New York has a new limit on the severance pay that state authorities can pay out. It's designed to prohibit the type of golden parachute that a former director of the Erie County Water Authority arranged in 2018.
After Democrats seized control of the Erie County Legislature, meaning they would soon control the Water Authority, Republican appointee Earl L. Jann Jr. signed a three-year pact ensuring him a salary of around $150,000 a year.
With the contract, signed in January 2018, Jann could have collected the remaining balance on the three-year term if a new Democratic majority on the Water Authority board fired him without cause. Jann could have collected $300,000 to $400,000 if fired in the first year.
After The Buffalo News published articles about the contract, Assembly Member Monica P. Wallace, D-Lancaster, introduced a bill to limit the golden parachutes that state authorities could pay to an "at-will" employee, or one who can be fired at any time. Her Severance Pay Limitation Act, approved by both houses and recently signed by the governor, limits severance for at-will appointees to no more than 12 weeks’ pay.
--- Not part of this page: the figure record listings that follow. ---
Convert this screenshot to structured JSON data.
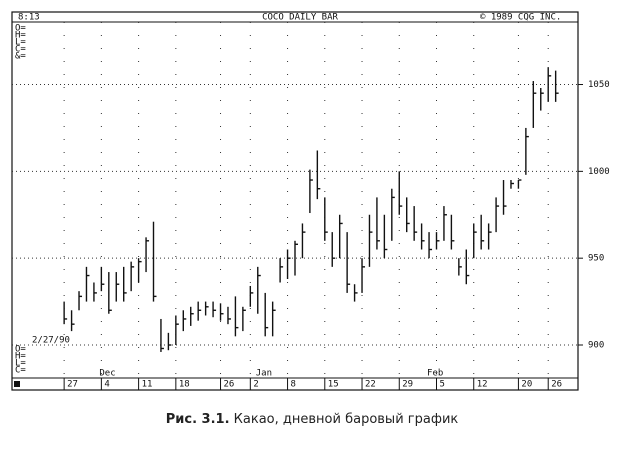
{
  "chart_data": {
    "type": "ohlc",
    "time": "8:13",
    "title": "COCO DAILY BAR",
    "copyright": "© 1989 CQG INC.",
    "readout_top": [
      "O=",
      "H=",
      "L=",
      "C=",
      "&="
    ],
    "readout_bottom": [
      "O=",
      "H=",
      "L=",
      "C="
    ],
    "date_label": "2/27/90",
    "color": "#111111",
    "x": [
      0,
      1,
      2,
      3,
      4,
      5,
      6,
      7,
      8,
      9,
      10,
      11,
      12,
      13,
      14,
      15,
      16,
      17,
      18,
      19,
      20,
      21,
      22,
      23,
      24,
      25,
      26,
      27,
      28,
      29,
      30,
      31,
      32,
      33,
      34,
      35,
      36,
      37,
      38,
      39,
      40,
      41,
      42,
      43,
      44,
      45,
      46,
      47,
      48,
      49,
      50,
      51,
      52,
      53,
      54,
      55,
      56,
      57,
      58,
      59,
      60,
      61,
      62,
      63,
      64,
      65,
      66
    ],
    "high": [
      925,
      920,
      931,
      945,
      936,
      945,
      942,
      942,
      945,
      948,
      950,
      962,
      971,
      915,
      907,
      917,
      920,
      922,
      925,
      925,
      925,
      924,
      922,
      928,
      922,
      934,
      945,
      930,
      925,
      950,
      955,
      960,
      970,
      1001,
      1012,
      985,
      965,
      975,
      965,
      935,
      950,
      975,
      985,
      975,
      990,
      1000,
      985,
      980,
      970,
      965,
      965,
      980,
      975,
      950,
      955,
      970,
      975,
      970,
      985,
      995,
      995,
      995,
      1025,
      1052,
      1048,
      1060,
      1058
    ],
    "low": [
      912,
      908,
      920,
      925,
      925,
      931,
      918,
      925,
      925,
      931,
      936,
      942,
      925,
      896,
      897,
      900,
      908,
      911,
      914,
      917,
      916,
      914,
      912,
      905,
      908,
      922,
      918,
      905,
      905,
      936,
      938,
      940,
      950,
      976,
      984,
      960,
      945,
      950,
      930,
      925,
      930,
      945,
      955,
      950,
      960,
      975,
      965,
      960,
      955,
      950,
      955,
      960,
      955,
      940,
      935,
      950,
      955,
      955,
      965,
      975,
      990,
      990,
      998,
      1025,
      1035,
      1040,
      1040
    ],
    "close": [
      915,
      912,
      928,
      940,
      930,
      935,
      920,
      935,
      930,
      945,
      948,
      960,
      928,
      898,
      900,
      912,
      915,
      918,
      920,
      922,
      920,
      918,
      915,
      910,
      920,
      930,
      940,
      910,
      920,
      945,
      950,
      958,
      965,
      995,
      990,
      965,
      950,
      970,
      935,
      930,
      945,
      965,
      960,
      955,
      985,
      980,
      970,
      965,
      960,
      955,
      960,
      975,
      960,
      945,
      940,
      965,
      960,
      965,
      980,
      980,
      993,
      995,
      1020,
      1045,
      1045,
      1055,
      1045
    ],
    "xlim": [
      -7,
      69
    ],
    "xticks": [
      {
        "value": 0,
        "label": "27"
      },
      {
        "value": 5,
        "label": "4"
      },
      {
        "value": 10,
        "label": "11"
      },
      {
        "value": 15,
        "label": "18"
      },
      {
        "value": 21,
        "label": "26"
      },
      {
        "value": 25,
        "label": "2"
      },
      {
        "value": 30,
        "label": "8"
      },
      {
        "value": 35,
        "label": "15"
      },
      {
        "value": 40,
        "label": "22"
      },
      {
        "value": 45,
        "label": "29"
      },
      {
        "value": 50,
        "label": "5"
      },
      {
        "value": 55,
        "label": "12"
      },
      {
        "value": 61,
        "label": "20"
      },
      {
        "value": 65,
        "label": "26"
      }
    ],
    "month_labels": [
      {
        "value": 5,
        "label": "Dec"
      },
      {
        "value": 26,
        "label": "Jan"
      },
      {
        "value": 49,
        "label": "Feb"
      }
    ],
    "ylim": [
      881,
      1086
    ],
    "yticks": [
      900,
      950,
      1000,
      1050
    ],
    "grid": true
  },
  "caption": {
    "label": "Рис. 3.1.",
    "text": "Какао, дневной баровый график"
  }
}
“When the Erie County Water Authority voted to give a ‘golden parachute’ contract to its then-executive director, I was disgusted by this waste of scarce public dollars," Wallace said in a statement Monday announcing that Gov. Andrew M. Cuomo had signed the bill. "Monies paid to The Erie County Water Authority should be spent addressing our crumbling infrastructure and improving our water quality, not providing lucrative severance packages to its executives."
Jann ended up being dismissed in June 2018 on a technicality – without his severance package. Democratic appointees to the Water Authority's board determined that in most cases, an executive director cannot be granted an employment contract that extends beyond one year because past boards cannot bind the hands of future boards on governance matters.
In September, Jann defended his record as the Water Authority's executive director and said he was qualified for the job.
"Both as a commissioner and executive director, I initiated numerous changes that have had a positive effect," he said in a letter published in The News.
"It is one thing to claim my contract was void," he continued. "It is another to terminate my employment with no reason given. Just because I have been a supporter of the Republican Party, like my successor, doesn’t make me unqualified."
The Water Authority's current executive director is Russell J. Stoll, who had been the organization's executive engineer. He was elevated to his new post in September, with a salary of $175,000 a year. He does not have an employment contract.